Quelle: https://www.weissenstein-pietralba.com/

Allein schon wegen seiner Lage lohnt es sich, diesen Platz zu besuchen...
 
Hoi zämä

Vielen Dank für eure überaus interessanten Hinweise. Ganz besonders erscheint mir Harrys Kirche von Oberrussbach sehr zutreffend. Bei meinen Recherchen haben bin ich auf verschieden Erklärungsversuche/Hinweise/Andeutungen gestossen:


+ Mancherorts wird solchen Steinen eine apotropäische Wirkung nachgesagt. Vergleichbar mit Neidköpfen/Fratzen oder so. Dagegen spricht aber die Lage der Steine dicht über dem Boden; keine Fernwirkung. Bei „St. Jost“ (Heilige Jodok) liegt in unmittelbarer Nähe ein Schalenstein…

+ Eingemauerte Kanonenkugeln, die dem Angreifer zeigen sollen, wie stark und unbezwingbar die Festung ist. Weit verbreitet, aber bei Kapellen …?

+ Irgendwo wurde bei Renovationsarbeiten so ein Stein freigelegt. Und es war eine römische(?) Statue. Diese wurde damals bist zu den Schultern eingemauert und dann vermutlich rituell gesteinigt. Bis bloss noch ein abgeflachter Stummel vorstand. Diese „Steine-werf-Rituale“ sind bekannt, auch in unserer Region. Zudem gibt es in unserer Region eine Kirche mit einer eingemauerten römischen Marmorplatte. Darauf stand der Pfarrer während der Messe. Als Demütigung der Heiden…

+ Ich kenne zumindest eine Kirche aus dem 17. Jahrhundert, da gibt es genau so einen runden Stein. Der ist beschriftet und ein Gedenkstein für den während des Baus verstorbenen Baumeisters.

+ Die Steine könnten in Zusammenhang mit der Grabeskirche in Jerusalem stehen. Dem Salbungsstein, dem Golgotafelsen, dem Nabel der Welt?


Meine Steine sind aber nicht zu verwechseln mit Spolien, also Bausteinen früherer Bauten. Das Beispiel von St. Stephan in Hofkirchen zeigt vermutlich eine solche.
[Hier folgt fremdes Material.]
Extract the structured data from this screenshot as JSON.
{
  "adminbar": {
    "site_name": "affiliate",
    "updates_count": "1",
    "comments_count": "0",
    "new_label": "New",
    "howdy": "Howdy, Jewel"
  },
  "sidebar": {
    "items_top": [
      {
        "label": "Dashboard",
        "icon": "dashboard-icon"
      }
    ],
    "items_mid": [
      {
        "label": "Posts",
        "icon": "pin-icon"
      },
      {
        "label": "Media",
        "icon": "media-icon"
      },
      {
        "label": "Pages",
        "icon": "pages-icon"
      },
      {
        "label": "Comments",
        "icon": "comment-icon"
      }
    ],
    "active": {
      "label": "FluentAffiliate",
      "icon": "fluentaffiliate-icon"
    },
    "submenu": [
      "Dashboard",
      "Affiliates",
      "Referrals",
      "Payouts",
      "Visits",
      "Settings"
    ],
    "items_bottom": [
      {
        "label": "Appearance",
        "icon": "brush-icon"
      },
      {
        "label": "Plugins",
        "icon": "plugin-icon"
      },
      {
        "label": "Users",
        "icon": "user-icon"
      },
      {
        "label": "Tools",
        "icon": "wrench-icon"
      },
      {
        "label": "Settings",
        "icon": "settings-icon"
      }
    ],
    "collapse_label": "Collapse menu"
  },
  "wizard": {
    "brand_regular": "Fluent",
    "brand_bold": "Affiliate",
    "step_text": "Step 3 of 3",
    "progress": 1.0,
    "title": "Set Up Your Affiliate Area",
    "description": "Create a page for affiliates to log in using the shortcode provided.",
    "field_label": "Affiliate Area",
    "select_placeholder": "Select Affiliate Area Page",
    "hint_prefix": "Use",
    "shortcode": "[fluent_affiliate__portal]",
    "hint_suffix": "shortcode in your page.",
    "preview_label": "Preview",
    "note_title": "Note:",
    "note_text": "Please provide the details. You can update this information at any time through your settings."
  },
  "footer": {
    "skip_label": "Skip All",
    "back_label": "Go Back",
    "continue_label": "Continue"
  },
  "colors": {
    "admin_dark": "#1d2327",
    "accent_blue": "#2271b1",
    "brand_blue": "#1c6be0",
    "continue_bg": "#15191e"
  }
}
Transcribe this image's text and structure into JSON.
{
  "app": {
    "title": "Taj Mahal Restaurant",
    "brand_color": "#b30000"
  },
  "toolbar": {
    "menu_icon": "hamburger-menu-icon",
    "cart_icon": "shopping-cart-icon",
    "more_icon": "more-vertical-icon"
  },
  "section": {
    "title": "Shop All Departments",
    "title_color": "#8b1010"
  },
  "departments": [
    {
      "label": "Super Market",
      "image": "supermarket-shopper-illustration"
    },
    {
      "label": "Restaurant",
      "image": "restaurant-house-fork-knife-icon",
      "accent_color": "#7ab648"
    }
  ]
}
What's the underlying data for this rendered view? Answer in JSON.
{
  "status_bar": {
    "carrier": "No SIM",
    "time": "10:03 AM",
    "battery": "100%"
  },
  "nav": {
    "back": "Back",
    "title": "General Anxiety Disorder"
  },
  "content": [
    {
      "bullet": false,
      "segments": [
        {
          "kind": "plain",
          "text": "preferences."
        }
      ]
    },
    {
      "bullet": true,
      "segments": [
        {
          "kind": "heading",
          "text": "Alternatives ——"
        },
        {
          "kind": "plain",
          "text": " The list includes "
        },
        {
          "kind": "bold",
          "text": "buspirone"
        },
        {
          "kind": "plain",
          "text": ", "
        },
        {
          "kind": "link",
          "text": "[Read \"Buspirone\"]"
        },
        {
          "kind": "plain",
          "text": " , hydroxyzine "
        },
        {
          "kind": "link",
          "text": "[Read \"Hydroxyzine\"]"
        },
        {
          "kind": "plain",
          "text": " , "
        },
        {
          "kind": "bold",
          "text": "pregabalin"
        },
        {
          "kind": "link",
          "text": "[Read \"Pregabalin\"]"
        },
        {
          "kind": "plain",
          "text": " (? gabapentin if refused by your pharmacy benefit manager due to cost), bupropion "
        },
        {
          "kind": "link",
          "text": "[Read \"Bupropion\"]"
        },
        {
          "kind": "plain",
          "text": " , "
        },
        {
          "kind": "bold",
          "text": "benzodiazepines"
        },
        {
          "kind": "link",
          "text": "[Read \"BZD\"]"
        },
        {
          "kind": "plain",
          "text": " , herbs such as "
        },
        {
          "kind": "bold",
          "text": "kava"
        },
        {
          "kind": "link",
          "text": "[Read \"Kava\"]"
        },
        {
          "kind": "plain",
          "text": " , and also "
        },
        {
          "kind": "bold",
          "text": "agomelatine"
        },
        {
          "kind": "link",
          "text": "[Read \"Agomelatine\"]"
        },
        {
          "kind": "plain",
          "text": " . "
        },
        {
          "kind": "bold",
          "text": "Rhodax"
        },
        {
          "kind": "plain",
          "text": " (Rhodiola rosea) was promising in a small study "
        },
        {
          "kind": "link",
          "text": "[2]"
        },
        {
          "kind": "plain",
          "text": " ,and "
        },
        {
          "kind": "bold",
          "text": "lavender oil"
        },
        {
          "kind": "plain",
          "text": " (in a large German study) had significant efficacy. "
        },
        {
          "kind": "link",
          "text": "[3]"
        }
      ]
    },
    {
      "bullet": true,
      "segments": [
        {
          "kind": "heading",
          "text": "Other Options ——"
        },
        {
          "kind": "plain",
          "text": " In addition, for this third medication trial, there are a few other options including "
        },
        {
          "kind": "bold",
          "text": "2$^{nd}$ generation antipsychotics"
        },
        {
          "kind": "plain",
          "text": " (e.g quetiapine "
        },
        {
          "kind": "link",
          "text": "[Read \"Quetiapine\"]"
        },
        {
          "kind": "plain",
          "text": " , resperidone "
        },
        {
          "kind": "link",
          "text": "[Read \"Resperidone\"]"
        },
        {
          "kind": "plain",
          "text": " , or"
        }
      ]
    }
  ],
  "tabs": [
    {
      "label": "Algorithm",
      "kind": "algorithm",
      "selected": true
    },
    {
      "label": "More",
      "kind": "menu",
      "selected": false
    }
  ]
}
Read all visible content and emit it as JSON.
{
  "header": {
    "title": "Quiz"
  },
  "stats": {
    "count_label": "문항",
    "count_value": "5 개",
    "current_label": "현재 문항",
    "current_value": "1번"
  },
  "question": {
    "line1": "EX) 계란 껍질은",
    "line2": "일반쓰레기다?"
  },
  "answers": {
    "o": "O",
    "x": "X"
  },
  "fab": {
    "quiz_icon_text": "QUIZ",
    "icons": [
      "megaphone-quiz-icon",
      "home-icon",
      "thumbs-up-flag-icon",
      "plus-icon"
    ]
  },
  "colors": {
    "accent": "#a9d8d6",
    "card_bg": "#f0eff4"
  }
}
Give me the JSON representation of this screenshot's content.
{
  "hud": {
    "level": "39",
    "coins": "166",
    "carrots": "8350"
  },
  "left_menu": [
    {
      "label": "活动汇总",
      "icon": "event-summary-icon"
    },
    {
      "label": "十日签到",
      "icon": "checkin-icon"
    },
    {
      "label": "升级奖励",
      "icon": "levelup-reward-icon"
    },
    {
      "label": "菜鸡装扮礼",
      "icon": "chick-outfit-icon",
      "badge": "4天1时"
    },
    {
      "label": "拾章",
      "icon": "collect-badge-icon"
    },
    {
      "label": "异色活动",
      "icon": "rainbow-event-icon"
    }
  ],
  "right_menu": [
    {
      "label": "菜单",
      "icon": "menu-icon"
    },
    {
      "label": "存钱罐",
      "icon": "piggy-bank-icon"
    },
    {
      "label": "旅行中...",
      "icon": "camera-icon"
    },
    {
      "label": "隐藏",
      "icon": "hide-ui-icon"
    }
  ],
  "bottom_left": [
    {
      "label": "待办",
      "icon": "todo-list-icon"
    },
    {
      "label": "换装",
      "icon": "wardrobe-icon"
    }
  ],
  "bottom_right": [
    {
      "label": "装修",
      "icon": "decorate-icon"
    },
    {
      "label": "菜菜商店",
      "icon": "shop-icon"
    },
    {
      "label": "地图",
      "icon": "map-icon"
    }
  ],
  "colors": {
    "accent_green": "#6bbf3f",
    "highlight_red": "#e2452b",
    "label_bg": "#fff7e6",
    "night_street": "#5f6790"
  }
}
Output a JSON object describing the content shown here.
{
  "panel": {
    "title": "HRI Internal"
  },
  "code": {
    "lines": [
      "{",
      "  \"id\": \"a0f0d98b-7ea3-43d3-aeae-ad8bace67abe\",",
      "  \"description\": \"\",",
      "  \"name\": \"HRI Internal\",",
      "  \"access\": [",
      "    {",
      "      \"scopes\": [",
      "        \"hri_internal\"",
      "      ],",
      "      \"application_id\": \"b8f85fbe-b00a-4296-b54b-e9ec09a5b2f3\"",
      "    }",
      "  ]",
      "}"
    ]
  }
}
Vielleicht bringt uns das weiter?


Gruss gropli


.
 
Hallo,
ein wirklich interessantes Thema. Mir sind schon einige dieser Steine aufgefallen. Allerdings wo war das noch? :smi_mit k
Der nächste entgeht nicht meiner Kamera!
By Volker
 
Ich weiß, ich vertrete mal wieder nicht die übliche Geisteshaltung, aber auch ich habe mir schon öfters über hervorspringende Steine in der Kirchenaußenmauer den Kopf zerbrochen und glaube nicht, dass es sich hier um Kultsteine handelt. Denn: Kultsteine (auch sagenhafte Steine) wurden "überbaut" oder im Kirchenbereich ausgestellt, integriert.

Eine erklärende Antwort habe ich leider auch nicht, aber ich tendiere eher dazu, dass eben vorhandenes Gestein verwendet wurde.

Da beide Kirchenmauern den Eindruck machen, dass sie frisch restauriert sind, würde ich beim Denkmalschutzamt nachfragen, die wissen vielleicht mehr?

Gruß Berit
 
mir fallen dazu 2 steine bei der nikolauskapelle bei adlwang in oberösterreich ein. wir haben dazu folgenden beitrag zusammengestellt:
https://www.kraftort.org/Osterreich/Oberosterreich/Adlwang/adlwang.html

hier mischen sich neue kulte: gebetsfaden um stein
und alte
"die hand" - die vom ursprünglichen kultort ins mesnerhaus "verlegt" wurde.

lest dazu auch im forum der nikolauskapelle:
(Administrator: Link existiert nicht mehr)

im übrigen möchte ich auch auf die ausführungen vom volkskundler hans haid hinweisen, die wolfgang bereits erwähnt hat.
 
Hallo Geomat,
danke für deine sehr interessanten Hinweise und Links.
Das passt sehr gut zu den Durchkriechsteinen, die Sonja (Rabenweib) hier einmal zum Thema gemacht hat.
Sollten die herausragenden (herauskragenden) Steine etwa eine Art vorchristlicher Durchkriechstein oder Lochstein gewesen sein.
So würden sich auch die vielen Gargouille erklären die an den Kirchen angebracht sind. Diese gabs ja auch schon in vorchristlicher Zeit.
Evtl. dienten sie damals schon kultischen Zwecken wobei sie wohl eher heilende als abschreckende Wirkung hatten. (Reine Theorie)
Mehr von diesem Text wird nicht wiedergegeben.